# Engram Data Separation Implementation Plan

> **For agentic workers:** REQUIRED SUB-SKILL: Use superpowers:subagent-driven-development (recommended) or superpowers:executing-plans to implement this plan task-by-task.
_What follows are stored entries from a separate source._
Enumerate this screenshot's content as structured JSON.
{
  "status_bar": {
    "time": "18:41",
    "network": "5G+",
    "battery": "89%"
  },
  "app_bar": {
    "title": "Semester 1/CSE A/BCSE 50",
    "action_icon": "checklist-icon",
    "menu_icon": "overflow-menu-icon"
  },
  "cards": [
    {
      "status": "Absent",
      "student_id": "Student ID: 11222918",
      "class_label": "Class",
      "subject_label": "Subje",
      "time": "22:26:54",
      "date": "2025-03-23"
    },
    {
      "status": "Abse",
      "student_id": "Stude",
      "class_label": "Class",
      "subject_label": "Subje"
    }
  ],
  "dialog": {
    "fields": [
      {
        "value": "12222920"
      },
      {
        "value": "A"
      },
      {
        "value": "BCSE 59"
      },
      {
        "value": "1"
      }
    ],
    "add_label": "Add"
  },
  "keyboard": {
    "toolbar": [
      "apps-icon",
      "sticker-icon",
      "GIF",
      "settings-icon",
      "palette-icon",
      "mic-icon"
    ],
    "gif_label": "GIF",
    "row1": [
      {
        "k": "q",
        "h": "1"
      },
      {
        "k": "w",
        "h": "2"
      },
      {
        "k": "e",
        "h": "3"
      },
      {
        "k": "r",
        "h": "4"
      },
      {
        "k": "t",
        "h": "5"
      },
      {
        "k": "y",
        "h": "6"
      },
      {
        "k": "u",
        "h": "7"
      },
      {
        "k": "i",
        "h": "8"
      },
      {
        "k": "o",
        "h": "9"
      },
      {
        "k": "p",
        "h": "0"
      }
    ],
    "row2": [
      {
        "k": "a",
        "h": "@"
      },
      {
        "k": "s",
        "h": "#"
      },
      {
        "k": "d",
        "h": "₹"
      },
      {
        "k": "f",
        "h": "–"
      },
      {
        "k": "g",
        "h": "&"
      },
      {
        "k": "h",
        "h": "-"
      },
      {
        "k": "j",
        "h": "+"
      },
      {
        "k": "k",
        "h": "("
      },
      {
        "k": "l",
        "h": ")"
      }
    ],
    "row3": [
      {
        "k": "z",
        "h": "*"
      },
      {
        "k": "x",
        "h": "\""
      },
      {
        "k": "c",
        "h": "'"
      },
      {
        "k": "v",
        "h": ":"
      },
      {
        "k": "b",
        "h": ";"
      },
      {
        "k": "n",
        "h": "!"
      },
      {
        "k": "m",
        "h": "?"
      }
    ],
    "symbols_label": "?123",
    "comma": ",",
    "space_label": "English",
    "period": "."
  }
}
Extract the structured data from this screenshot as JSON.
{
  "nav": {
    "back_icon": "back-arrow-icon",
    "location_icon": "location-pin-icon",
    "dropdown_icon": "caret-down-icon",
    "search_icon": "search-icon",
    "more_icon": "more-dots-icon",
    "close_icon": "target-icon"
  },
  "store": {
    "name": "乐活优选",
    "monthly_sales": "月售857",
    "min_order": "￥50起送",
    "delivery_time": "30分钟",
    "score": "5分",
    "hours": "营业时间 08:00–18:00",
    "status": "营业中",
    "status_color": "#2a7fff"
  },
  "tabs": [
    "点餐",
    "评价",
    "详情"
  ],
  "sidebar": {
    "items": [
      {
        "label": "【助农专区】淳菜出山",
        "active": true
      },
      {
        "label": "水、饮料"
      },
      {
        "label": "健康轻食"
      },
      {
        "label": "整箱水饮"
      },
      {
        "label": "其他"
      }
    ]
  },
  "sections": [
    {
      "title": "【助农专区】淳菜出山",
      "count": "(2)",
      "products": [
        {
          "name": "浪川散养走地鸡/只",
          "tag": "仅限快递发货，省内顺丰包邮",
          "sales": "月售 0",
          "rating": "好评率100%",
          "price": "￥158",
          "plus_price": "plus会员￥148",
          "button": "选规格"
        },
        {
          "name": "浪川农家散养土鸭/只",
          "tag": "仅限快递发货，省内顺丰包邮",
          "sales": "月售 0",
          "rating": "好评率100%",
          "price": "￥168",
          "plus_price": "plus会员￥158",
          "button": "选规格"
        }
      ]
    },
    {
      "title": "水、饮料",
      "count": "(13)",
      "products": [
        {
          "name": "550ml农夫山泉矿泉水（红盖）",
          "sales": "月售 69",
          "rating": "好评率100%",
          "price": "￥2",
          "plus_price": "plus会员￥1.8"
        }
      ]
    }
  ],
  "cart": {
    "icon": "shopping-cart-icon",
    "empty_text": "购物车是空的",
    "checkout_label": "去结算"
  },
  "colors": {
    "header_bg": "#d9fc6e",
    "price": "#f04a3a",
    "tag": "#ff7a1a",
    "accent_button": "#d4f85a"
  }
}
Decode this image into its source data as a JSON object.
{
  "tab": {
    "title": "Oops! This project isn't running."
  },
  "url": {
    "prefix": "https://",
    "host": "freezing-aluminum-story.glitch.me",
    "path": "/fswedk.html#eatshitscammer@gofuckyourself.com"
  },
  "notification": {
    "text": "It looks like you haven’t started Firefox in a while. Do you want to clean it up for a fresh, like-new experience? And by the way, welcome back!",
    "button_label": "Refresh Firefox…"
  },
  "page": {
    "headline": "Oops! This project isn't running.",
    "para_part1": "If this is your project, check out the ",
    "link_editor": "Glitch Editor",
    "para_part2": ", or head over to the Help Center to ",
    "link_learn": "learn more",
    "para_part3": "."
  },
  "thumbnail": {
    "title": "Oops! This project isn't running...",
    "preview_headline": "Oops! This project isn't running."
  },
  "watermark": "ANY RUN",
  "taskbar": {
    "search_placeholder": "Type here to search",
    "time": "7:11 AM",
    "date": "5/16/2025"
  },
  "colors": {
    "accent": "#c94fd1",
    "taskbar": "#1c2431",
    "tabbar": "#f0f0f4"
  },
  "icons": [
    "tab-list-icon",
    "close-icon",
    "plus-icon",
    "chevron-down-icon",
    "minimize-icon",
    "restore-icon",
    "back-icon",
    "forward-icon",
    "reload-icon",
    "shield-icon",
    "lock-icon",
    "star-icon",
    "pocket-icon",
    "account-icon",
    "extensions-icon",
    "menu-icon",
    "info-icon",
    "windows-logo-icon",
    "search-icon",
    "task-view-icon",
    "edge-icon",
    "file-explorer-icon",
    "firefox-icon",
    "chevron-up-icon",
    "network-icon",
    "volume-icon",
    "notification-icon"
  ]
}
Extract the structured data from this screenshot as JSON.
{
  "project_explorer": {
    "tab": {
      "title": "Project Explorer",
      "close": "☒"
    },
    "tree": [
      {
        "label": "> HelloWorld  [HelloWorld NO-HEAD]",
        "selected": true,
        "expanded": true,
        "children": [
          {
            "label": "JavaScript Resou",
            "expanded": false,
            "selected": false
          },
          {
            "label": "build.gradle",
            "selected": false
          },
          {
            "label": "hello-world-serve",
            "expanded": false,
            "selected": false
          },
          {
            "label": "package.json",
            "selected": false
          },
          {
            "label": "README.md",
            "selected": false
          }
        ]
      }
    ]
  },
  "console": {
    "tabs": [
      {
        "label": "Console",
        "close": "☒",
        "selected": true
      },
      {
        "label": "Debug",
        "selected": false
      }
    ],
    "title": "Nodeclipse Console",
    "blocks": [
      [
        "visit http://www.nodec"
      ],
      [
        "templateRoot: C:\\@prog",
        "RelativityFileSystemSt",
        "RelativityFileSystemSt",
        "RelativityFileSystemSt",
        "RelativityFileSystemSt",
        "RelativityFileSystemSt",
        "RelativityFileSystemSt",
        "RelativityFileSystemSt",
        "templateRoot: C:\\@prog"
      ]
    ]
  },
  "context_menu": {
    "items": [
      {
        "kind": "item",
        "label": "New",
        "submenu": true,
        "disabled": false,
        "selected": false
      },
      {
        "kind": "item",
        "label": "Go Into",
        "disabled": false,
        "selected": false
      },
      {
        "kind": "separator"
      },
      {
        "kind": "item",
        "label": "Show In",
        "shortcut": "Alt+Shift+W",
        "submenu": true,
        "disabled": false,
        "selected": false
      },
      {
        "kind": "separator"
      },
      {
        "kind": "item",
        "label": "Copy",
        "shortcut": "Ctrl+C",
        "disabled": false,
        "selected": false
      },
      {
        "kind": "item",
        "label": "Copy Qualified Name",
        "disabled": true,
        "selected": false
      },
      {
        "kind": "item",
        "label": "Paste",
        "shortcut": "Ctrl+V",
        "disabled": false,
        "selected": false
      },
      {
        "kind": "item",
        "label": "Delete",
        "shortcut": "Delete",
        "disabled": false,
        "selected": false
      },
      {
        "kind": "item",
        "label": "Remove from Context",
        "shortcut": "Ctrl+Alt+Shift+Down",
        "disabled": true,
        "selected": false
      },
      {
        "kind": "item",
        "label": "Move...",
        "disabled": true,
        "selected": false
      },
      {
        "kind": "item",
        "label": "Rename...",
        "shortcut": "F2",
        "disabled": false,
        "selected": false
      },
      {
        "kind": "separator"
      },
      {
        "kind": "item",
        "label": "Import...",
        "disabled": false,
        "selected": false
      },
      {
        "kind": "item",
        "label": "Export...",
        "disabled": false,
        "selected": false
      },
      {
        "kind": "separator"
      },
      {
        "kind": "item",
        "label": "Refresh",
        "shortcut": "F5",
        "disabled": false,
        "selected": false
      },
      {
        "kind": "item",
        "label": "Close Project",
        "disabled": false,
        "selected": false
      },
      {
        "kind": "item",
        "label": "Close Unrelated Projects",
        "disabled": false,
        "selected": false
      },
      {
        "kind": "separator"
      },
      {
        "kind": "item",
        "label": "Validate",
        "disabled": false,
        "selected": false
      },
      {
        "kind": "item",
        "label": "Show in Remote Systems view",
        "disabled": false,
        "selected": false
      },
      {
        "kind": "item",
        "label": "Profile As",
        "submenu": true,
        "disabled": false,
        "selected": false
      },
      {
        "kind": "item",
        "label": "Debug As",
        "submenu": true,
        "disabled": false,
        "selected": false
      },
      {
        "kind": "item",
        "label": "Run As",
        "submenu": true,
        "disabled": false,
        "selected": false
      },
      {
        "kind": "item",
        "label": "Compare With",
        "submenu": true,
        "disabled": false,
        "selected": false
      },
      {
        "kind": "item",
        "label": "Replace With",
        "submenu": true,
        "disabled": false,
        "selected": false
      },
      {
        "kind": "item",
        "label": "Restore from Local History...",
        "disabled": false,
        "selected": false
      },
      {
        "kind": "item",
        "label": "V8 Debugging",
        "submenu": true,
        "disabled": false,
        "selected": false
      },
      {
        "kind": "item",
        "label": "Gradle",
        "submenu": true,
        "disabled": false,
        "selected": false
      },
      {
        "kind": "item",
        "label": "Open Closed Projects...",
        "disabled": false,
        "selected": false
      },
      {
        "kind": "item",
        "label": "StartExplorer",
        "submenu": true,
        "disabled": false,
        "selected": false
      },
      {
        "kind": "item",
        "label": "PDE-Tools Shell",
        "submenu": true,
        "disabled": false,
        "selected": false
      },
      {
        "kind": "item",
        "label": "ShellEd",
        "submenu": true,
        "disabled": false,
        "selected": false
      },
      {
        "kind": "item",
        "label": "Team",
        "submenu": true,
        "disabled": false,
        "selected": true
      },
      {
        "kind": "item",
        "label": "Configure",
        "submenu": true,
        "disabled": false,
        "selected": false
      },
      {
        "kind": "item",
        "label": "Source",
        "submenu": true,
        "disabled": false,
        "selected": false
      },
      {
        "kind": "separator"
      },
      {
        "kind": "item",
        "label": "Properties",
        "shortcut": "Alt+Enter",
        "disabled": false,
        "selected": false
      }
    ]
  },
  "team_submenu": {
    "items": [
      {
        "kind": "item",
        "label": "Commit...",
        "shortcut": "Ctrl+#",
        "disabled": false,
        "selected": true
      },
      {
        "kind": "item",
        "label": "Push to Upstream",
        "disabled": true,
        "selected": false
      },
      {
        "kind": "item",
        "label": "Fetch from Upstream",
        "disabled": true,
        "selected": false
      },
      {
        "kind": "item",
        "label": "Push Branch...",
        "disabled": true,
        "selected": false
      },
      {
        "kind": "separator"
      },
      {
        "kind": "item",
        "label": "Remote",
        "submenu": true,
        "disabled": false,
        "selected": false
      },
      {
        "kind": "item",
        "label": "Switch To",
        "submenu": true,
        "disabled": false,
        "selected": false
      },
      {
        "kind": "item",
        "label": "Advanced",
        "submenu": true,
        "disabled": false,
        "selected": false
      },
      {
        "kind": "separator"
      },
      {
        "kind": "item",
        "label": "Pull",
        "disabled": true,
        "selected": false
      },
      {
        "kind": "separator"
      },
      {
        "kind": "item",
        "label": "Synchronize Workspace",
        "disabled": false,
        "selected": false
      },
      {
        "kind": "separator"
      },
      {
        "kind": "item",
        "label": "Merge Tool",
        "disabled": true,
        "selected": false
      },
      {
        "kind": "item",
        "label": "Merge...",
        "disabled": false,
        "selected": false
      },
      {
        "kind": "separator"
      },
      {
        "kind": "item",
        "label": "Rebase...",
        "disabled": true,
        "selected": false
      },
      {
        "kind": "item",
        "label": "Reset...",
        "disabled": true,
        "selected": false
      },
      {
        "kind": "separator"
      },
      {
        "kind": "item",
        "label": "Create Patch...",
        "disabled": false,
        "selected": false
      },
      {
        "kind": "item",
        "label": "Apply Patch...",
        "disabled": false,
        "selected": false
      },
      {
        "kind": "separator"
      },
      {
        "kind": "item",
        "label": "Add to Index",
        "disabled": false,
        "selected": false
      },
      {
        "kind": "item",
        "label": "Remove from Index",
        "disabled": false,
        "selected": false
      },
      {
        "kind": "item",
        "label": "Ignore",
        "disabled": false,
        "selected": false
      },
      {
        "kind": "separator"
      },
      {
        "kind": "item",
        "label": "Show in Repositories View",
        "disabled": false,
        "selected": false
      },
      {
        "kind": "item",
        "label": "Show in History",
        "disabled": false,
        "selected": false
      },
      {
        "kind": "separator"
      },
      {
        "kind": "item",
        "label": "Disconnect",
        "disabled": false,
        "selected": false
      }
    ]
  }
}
Steps use checkbox (`- [ ]`) syntax for tracking.

**Goal:** Move all runtime data out of `~/engram/` (code repo) into `~/.local/share/engram/` (data directory) so code and data are fully separated.

**Architecture:** Update the central `config.py` to define `ENGRAM_DATA` pointing at `~/.local/share/engram/`, then fix 7 scripts with hardcoded paths, write a one-time migration script, and update docs.

**Tech Stack:** Python (pathlib), Bash (migration script)

**Spec:** `docs/superpowers/specs/2026-04-07-engram-data-separation-design.md`

---

### File Map

| Action | File | Responsibility |
|--------|------|----------------|
| Modify | `src/engram/config.py` | Central path constants — rename ENGRAM_ROOT → ENGRAM_DATA, update path |
| Modify | `src/engram/db_models.py` | Fix hardcoded workers.sqlite path |
| Modify | `src/engram/run_worker_api.py` | Fix hardcoded workers.sqlite path |
| Modify | `scripts/engram_watchdog.py` | Fix local ENGRAM_ROOT definition |
| Modify | `scripts/interview.py` | Fix local ENGRAM_ROOT — split code vs data paths |
| Modify | `scripts/hyperloop.py` | Fix local ENGRAM_ROOT definition |
| Modify | `scripts/find_dupes.py` | Fix hardcoded absolute paths |
| Modify | `scripts/persistent_ingest.py` | Fix hardcoded source default |
| Modify | `CONFIGURATION.md` | Update path documentation |
| Modify | `ARCHITECTURE.md` | Update path documentation |
| Create | `scripts/migrate-data.sh` | One-time migration script |

---

### Task 1: Update config.py — Central Path Constants

**Files:**
- Modify: `src/engram/config.py:12-17,71,110,124,132-135`

This is the highest-impact change. 12+ modules import from here and will automatically use the new paths.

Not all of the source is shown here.